Aber da oben sind lauter Sachen zusammengemengt die überhaupt nichts miteinander zu tun haben. Die kolonialen Eroberer vom Typ Whymper und die modernen Freeclimber und alles was dazwischen ist in einem Aufguss, das ist wie Kolumbus, Captain Cook, Alexander von Humboldt, Charles Darwin, Amundsen,
Jacques Cousteau und Dirk Steffens in einem Atemzug zu nennen und die Unterschiede zwischen kolonialer Eroberung, Sklavenfang, christlicher Missionierung, Naturforschung, Umweltschutz und Fernsehunterhaltung einzuebnen. Und was haben Wanda Gumplowicz, Lynne Hill, Gerlinde Kaltenbrunner und Ines Papert mit toxischer MÄNNLICHKEIT zu tun?

Den Pionieren ging es darum, IRGENDWIE auf einen Berg zum ersten Mal raufzukommen, als das geschafft war, eine bestimmte Route oder Wand irgendwie erstmals zu schaffen. Dazu war jedes Mittel recht, es wurden Haken in den Fels gekloppt oder sogar gebohrt, es gibt da eine Strecke in Patagonien, da wurden sogar Pressluftbohrer eingesetzt und man spricht deshalb von der Kompressorroute. Felsüberhänge wurden nicht akrobatisch durchgeklettert sondern durch am Lastgurt mitgeführte Strickleitern überwunden, die man in in den Fels gehauene Haken einhängte und damit den Dachüberhang nicht eigentlich durchkletterte sondern umging. Ich habe auch schon Überhänge überwunden, aber mit Reibungskletterei, dem Arbeiten mit der eigenen Körperspannung, nie mit technischen Hilfsmitteln.

Dann kam das Sportklettern, und es ging darum eine möglichst gerade Linie, die Direttissima zu klettern. Seit den 1970ern setzten sich mehr und mehr Kletterer von der technischen Kletterei ab und machten Freeclimbing: Sicherung nur um den Sturz zu verhindern, keine technischen Hilfsmittel, es werden keine Haken auf Dauer im Fels fixiert, Keile und Friends werden nur kurzfristig angebracht und wieder mitgenommen. Der frühe Messner hat sogar die Mauerhaken aus Kletterstrecken rausgeräumt. Die neue Philosophie hieß: "Man tut dem Berg nicht weh". Wir Freeclimber bezeichnen die alte, technische Art des Kletterns süffisant als "Schlosserei".

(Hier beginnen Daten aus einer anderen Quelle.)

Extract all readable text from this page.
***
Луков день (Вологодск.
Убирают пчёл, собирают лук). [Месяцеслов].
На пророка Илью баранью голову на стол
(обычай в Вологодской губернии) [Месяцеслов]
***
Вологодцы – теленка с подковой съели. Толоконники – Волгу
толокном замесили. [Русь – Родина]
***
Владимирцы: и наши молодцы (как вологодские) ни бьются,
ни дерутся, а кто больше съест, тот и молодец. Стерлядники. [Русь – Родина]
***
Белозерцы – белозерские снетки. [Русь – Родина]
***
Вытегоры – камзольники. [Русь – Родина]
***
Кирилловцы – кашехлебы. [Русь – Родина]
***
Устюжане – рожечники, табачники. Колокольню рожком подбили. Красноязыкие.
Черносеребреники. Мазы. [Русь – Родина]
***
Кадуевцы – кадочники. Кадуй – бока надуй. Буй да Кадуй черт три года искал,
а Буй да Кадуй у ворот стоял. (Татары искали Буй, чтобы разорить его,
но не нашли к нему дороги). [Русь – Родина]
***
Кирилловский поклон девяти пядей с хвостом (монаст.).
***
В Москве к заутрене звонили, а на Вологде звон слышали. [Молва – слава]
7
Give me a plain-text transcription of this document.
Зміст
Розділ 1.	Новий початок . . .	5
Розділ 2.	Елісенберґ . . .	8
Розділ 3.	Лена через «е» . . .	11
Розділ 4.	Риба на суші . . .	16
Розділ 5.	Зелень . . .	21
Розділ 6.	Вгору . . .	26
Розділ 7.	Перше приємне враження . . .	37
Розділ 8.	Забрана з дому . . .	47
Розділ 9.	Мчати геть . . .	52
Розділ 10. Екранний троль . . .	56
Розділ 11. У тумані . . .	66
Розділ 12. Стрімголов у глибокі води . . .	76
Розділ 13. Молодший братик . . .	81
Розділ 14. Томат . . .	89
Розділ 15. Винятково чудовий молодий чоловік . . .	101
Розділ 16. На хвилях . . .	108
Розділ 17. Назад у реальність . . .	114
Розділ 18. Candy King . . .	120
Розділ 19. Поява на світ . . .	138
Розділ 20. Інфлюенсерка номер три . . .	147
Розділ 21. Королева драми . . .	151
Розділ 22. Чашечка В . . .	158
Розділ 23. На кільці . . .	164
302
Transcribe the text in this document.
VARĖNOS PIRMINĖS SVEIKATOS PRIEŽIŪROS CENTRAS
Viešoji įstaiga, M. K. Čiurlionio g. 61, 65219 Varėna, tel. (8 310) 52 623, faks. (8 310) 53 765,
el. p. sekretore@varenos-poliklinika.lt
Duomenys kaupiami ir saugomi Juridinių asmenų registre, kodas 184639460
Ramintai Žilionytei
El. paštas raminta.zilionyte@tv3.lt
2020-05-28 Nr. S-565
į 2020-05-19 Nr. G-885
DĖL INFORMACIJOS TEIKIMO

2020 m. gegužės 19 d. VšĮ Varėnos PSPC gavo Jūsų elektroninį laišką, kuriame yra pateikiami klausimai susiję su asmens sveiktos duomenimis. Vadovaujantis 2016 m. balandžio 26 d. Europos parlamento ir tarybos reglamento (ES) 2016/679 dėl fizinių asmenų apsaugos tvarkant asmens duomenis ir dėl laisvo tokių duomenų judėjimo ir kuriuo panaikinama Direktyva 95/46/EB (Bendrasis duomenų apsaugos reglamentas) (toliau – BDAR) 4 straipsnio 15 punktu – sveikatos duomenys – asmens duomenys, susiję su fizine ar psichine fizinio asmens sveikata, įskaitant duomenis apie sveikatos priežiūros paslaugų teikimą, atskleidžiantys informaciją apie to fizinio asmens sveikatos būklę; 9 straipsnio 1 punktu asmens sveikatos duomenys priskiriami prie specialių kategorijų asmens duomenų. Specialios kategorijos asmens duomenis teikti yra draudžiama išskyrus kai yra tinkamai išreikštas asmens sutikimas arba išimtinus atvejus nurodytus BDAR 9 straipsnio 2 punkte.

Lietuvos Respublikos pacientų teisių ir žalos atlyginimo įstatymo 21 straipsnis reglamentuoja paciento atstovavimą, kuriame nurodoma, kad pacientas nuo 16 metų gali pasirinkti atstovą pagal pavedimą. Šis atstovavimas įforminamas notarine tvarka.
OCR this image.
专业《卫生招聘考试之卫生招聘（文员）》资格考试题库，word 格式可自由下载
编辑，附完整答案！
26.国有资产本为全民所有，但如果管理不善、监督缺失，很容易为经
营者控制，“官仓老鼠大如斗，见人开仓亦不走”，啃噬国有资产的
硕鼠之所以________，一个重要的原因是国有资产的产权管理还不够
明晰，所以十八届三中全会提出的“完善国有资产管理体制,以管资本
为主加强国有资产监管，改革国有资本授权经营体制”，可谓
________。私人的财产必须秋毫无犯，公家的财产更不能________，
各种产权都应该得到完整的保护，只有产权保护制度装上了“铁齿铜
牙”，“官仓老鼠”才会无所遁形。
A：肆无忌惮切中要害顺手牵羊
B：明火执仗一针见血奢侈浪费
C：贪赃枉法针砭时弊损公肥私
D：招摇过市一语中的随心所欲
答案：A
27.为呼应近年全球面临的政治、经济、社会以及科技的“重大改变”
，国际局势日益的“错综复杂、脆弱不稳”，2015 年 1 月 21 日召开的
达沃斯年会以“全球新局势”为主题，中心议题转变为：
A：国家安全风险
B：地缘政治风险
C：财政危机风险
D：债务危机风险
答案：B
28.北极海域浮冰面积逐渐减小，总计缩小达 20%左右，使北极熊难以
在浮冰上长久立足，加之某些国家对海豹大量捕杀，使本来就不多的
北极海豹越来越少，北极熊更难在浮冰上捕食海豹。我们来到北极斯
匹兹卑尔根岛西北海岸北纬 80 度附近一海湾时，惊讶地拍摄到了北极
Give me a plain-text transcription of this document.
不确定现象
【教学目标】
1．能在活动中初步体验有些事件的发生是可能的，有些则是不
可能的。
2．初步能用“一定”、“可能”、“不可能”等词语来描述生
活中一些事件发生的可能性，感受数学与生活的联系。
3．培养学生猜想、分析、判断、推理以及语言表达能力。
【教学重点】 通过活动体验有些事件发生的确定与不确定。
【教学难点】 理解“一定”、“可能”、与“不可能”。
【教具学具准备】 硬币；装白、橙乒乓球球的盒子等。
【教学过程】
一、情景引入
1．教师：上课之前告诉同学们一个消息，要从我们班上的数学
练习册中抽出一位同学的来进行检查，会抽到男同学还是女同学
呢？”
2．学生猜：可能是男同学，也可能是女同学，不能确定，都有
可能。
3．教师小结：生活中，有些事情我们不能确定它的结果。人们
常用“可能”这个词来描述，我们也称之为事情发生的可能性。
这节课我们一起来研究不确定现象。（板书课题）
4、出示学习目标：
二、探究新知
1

Und dazu gehört es dann auch, dass Leute wie Kammerlanders oder Kaltenbrunner auf Trägerkarawanen verzichten und nur tragen, was sie selber tragen können (Alpin- vs. Kolonialstil) und die Ernährung den Verhältnissen anpassen anstatt sich medizinisch aufzupeppen oder Sauerstofflaschen zu verwenden, eine Art "Zurück zur Natur" auch und gerade im Extembergsteigen.

Ich habe kein Verständnis für Rekordjagd und würde mich nie in die Todeszone wagen, wäre dazu körperlich auch gar nicht in der Lage, möchte aber doch ein wenig Verständnis schaffen für eine alpinistische Entwicklungsgeschichte und Philosophie, von der obige AutorInnen nichts zu wissen scheinen.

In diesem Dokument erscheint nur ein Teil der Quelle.